Ability to display informational values from a JSON file or jq query
Closed this issue · 4 comments
Describe the rationale for the suggested feature.
As an operator (or an app packager), I'd like to be able to provide some high level insights to users, like number of nodes in the cluster, total pods, etc.
- There are 22 nodes in the cluster
- Total memory is 155G
- Total CPU is 45 cores
- There are 110 healthy pods, 3 in Pending, 2 in ImagePullBackoff and 2 in CrashLoopBackoff
- The LoadBalancer Service is exposed at 35.122.12.54
Right now analyzer titles are sometimes determined by CheckName and sometimes auto-generated by the check itself (e.g. Cluster Pod Statuses.
Describe the feature
- making Title fully controllable and templatable so titles like
2 nodes in cluster
can be used via{{ .Data.Nodes | len }} nodes in the cluster
, etc. - allow passing raw json/yaml content, or some subset of values from a json file
- We'll probably want to do some fancy math in some of the expressions, like counting/filtering (e.g.
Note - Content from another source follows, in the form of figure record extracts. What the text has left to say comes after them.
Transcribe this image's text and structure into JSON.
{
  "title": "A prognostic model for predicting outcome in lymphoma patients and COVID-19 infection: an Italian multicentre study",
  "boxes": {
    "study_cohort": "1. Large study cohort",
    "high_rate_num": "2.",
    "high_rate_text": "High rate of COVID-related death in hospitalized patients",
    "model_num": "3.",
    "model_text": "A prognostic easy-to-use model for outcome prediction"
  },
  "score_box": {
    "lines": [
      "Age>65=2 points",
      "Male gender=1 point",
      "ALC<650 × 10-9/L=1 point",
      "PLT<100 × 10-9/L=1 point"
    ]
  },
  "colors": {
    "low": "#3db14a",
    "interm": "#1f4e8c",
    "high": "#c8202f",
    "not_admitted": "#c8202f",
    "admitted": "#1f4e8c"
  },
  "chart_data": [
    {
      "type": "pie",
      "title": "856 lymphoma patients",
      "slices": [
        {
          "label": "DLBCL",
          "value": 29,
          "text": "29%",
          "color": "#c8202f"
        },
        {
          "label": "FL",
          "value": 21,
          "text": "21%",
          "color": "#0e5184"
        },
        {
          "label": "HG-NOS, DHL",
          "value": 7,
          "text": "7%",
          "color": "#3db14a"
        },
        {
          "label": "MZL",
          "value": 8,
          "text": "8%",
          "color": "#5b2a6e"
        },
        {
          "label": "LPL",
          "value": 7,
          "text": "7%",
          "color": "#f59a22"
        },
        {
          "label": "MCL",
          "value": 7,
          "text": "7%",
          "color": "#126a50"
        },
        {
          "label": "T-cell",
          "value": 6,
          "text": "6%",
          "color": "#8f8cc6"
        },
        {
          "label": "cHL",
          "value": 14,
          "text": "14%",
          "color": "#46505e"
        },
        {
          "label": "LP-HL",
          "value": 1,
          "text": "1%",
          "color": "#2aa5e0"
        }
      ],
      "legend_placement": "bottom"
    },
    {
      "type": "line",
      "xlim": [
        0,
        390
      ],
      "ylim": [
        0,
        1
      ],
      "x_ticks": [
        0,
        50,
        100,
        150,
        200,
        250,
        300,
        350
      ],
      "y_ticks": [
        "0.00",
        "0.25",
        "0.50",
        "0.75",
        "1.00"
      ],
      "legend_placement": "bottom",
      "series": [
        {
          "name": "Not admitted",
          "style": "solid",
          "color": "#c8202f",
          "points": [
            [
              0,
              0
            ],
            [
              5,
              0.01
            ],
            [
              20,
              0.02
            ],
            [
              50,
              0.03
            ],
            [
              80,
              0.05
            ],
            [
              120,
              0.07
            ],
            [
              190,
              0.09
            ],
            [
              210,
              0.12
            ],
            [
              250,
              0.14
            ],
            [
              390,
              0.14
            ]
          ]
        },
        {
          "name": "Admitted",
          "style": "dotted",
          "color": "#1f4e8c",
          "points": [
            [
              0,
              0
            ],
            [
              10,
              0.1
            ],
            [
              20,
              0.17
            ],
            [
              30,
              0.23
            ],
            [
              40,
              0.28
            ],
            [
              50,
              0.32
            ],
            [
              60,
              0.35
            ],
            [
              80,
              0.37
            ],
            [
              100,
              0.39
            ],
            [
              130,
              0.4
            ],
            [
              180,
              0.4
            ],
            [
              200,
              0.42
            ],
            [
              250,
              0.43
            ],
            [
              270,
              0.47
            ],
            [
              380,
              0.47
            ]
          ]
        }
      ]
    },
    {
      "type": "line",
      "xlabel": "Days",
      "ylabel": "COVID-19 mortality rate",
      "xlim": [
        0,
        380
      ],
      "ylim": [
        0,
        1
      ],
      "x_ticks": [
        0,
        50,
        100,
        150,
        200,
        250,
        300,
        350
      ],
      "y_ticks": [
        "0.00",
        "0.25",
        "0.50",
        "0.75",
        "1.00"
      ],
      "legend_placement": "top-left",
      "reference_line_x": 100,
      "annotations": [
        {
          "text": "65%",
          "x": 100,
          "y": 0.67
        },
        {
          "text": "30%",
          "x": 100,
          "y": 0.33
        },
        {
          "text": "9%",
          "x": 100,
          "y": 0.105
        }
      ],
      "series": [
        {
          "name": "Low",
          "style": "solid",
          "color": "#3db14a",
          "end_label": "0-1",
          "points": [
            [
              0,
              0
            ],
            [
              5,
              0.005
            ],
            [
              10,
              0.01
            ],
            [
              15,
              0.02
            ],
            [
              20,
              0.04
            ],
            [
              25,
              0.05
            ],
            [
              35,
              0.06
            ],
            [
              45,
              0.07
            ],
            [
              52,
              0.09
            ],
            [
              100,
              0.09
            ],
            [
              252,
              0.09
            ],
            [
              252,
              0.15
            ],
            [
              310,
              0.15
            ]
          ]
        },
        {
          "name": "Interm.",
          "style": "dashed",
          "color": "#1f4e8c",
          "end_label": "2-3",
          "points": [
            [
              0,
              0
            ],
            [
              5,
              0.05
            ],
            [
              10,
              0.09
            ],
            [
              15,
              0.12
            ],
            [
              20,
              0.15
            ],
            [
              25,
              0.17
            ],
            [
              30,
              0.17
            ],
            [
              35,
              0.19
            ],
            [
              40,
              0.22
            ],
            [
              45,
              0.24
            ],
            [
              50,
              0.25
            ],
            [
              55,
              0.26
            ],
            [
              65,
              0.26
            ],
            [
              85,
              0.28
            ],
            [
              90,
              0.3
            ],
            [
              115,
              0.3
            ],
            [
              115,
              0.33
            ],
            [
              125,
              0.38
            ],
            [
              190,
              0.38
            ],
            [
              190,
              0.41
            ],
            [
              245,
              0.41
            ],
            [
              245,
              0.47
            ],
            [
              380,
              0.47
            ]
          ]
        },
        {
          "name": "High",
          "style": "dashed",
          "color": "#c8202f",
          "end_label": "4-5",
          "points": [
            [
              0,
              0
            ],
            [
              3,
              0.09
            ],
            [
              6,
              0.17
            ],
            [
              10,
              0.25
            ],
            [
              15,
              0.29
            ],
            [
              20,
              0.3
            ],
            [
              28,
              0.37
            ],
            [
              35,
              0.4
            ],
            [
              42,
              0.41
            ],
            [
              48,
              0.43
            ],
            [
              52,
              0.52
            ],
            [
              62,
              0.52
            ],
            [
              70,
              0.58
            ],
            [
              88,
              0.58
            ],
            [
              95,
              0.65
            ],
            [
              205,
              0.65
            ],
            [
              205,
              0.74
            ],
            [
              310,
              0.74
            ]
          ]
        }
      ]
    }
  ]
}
10 healthy nodes, 2 Not Ready / Unreachable
)
I'd look for some feature like jsonValue
as a complement to jsonCompare
. Maybe it only supports pass
or info
status because it's always just informational and doesn't have a good/bad connotation to it?
analyzers:
- jsonValue:
checkName: Cluster Nodes
fileName: cluster-resources/nodes.json
outcomes:
- pass:
message: '{{ .Data.Items | len}} nodes in cluster'
Love the idea, the IP address for load balancer service would be redacted though :)
Maybe this would be a new analyzer, a "cluster summary" type thing, with no need for config other than maybe switching off some lines if folks want that. That way we don't need to fuss with templates and fileName in the analyzer config, just have it as a new line:
analyzers:
- clusterSummary: {}
@xavpaice a clustersummary analyzer would but interesting, what sort of stuff would you see that pulling out? NodePort and LoadBalancer services in the NS? Ingress endpoints? What else?
I think the times I've wanted to see cluster summary it's been things to give me some context on what I'm looking at - k8s version, number of workers, number of master nodes, is it kURL or not, and if kURL what is the install spec, that sort of thing. Number of 'interesting' pods is really handy. Probably a different thing to what the customer might want to see if they want some basic info like memory and CPU totals, but I figure maybe that's something they should be getting from Grafana anyway.